Baike.com (), formerly Hudong and Hoodong (), is a for-profit social network in Chinese, including the world's largest Chinese encyclopedia. It is one of the two largest wikis in China, along with Baidu Baike, claiming to have more than 18 million articles as of 2020 and more than 5.77 million volunteers, as of April 2013.

History 
Baike.com was founded in 2005 by CEO Pan Haidong, who had moved back to China after earning a PhD in systems engineering from Boston University in 2002.

Baike.com, a 2007 RedHerring 100 Asia company, developed its own wiki software platform, called HDWiki, as a rival to MediaWiki. The system has some social networking-like interactive features, such as user profile, friends and groups.
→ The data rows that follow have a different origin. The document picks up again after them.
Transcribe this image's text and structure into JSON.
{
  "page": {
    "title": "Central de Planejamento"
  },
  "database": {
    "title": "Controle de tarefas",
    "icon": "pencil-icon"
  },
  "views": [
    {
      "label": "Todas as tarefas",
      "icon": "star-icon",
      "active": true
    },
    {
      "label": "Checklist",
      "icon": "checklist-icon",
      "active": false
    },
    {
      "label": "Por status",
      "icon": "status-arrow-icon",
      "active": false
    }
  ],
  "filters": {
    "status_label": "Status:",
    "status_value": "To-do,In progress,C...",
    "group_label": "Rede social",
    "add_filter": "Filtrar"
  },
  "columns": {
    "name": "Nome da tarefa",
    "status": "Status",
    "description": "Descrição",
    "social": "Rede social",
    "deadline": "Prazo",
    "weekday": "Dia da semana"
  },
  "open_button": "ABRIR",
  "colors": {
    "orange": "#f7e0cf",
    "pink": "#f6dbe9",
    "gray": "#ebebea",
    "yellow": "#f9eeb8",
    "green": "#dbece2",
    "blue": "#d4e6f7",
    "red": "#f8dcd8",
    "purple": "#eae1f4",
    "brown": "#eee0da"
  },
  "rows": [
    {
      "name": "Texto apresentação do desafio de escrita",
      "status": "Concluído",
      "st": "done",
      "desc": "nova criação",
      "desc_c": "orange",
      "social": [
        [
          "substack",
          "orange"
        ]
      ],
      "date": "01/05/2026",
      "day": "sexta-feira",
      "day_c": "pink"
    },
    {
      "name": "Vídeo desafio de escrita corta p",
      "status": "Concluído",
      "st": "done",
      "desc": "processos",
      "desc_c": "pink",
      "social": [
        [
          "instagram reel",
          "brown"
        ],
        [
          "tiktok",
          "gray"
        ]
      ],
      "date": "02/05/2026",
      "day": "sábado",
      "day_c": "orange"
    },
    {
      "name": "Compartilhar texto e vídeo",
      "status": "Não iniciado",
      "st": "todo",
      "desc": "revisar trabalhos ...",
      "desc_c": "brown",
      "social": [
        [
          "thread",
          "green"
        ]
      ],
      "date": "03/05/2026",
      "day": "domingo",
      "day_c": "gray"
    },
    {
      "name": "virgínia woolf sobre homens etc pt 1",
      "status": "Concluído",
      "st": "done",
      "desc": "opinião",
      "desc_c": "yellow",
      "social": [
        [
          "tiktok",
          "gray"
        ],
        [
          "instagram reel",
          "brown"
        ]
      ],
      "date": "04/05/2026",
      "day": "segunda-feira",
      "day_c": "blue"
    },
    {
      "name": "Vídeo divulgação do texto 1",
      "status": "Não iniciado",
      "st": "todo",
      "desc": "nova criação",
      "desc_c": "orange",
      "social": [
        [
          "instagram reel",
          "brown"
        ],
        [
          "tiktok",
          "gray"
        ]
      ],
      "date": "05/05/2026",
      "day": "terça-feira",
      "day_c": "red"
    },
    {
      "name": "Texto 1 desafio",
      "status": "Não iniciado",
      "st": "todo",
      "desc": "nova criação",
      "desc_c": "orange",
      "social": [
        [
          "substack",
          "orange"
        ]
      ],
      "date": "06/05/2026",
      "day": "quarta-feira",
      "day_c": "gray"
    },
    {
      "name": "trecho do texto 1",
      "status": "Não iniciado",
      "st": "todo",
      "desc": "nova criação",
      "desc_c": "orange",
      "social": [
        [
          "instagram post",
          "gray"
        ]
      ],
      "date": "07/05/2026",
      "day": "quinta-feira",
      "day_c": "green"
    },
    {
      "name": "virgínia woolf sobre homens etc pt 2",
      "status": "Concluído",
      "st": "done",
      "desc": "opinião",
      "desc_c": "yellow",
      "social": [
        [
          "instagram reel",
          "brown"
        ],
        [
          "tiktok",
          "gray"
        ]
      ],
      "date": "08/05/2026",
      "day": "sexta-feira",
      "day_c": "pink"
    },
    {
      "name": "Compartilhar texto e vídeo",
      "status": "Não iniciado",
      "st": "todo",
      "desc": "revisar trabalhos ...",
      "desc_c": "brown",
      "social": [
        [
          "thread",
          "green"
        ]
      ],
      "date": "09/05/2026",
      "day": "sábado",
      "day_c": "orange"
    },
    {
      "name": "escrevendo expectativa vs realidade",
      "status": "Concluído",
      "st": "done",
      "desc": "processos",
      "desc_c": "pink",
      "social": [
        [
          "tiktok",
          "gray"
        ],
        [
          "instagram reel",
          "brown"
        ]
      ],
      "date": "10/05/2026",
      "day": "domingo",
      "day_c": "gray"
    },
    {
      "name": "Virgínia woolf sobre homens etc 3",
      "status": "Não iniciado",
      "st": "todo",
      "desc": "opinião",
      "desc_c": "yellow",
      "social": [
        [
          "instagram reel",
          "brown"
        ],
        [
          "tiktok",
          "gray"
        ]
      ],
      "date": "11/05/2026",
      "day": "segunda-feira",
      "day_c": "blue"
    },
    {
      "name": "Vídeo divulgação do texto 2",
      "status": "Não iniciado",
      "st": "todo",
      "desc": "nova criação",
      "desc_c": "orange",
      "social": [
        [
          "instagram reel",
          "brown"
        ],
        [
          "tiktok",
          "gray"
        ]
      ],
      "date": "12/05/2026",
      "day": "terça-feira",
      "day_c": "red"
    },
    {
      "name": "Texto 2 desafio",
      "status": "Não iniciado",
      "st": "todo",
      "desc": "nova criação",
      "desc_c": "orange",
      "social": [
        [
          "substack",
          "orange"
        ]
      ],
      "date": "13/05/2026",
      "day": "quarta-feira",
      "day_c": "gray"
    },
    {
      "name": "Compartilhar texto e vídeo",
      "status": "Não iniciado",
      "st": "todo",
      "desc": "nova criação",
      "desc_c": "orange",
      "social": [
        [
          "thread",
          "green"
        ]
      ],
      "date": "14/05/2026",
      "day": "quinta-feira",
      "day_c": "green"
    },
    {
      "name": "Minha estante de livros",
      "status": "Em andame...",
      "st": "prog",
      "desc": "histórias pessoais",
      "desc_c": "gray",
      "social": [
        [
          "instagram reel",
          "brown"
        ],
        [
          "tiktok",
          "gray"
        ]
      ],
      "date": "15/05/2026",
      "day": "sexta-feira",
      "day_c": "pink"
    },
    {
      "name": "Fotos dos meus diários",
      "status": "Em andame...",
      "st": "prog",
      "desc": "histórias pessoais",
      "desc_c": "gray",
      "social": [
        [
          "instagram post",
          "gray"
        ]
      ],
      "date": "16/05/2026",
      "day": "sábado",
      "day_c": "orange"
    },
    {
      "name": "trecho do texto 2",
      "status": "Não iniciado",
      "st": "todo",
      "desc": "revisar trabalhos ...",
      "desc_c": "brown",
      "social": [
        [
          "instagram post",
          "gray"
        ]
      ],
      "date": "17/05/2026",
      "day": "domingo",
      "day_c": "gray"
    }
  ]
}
The first version was released in November 2006 and by November 2007 version 3 with added functions, features, and more stability was released.

The HDWiki software is free for non-commercial use, has been downloaded 200,000 times and currently supports over 1,000 other web sites in China (as of December 2007), consisting mostly of tech researchers, open source software groups, government, universities, and high school students.

In 2011, it was announced that Draper Fisher Jurvetson had invested $15 million in Baike.com.

On 22 February 2011, Baike.com submitted a complaint to the State Administration for Industry and Commerce asking for a review of the behavior of Baidu, accusing it of being monopolistic.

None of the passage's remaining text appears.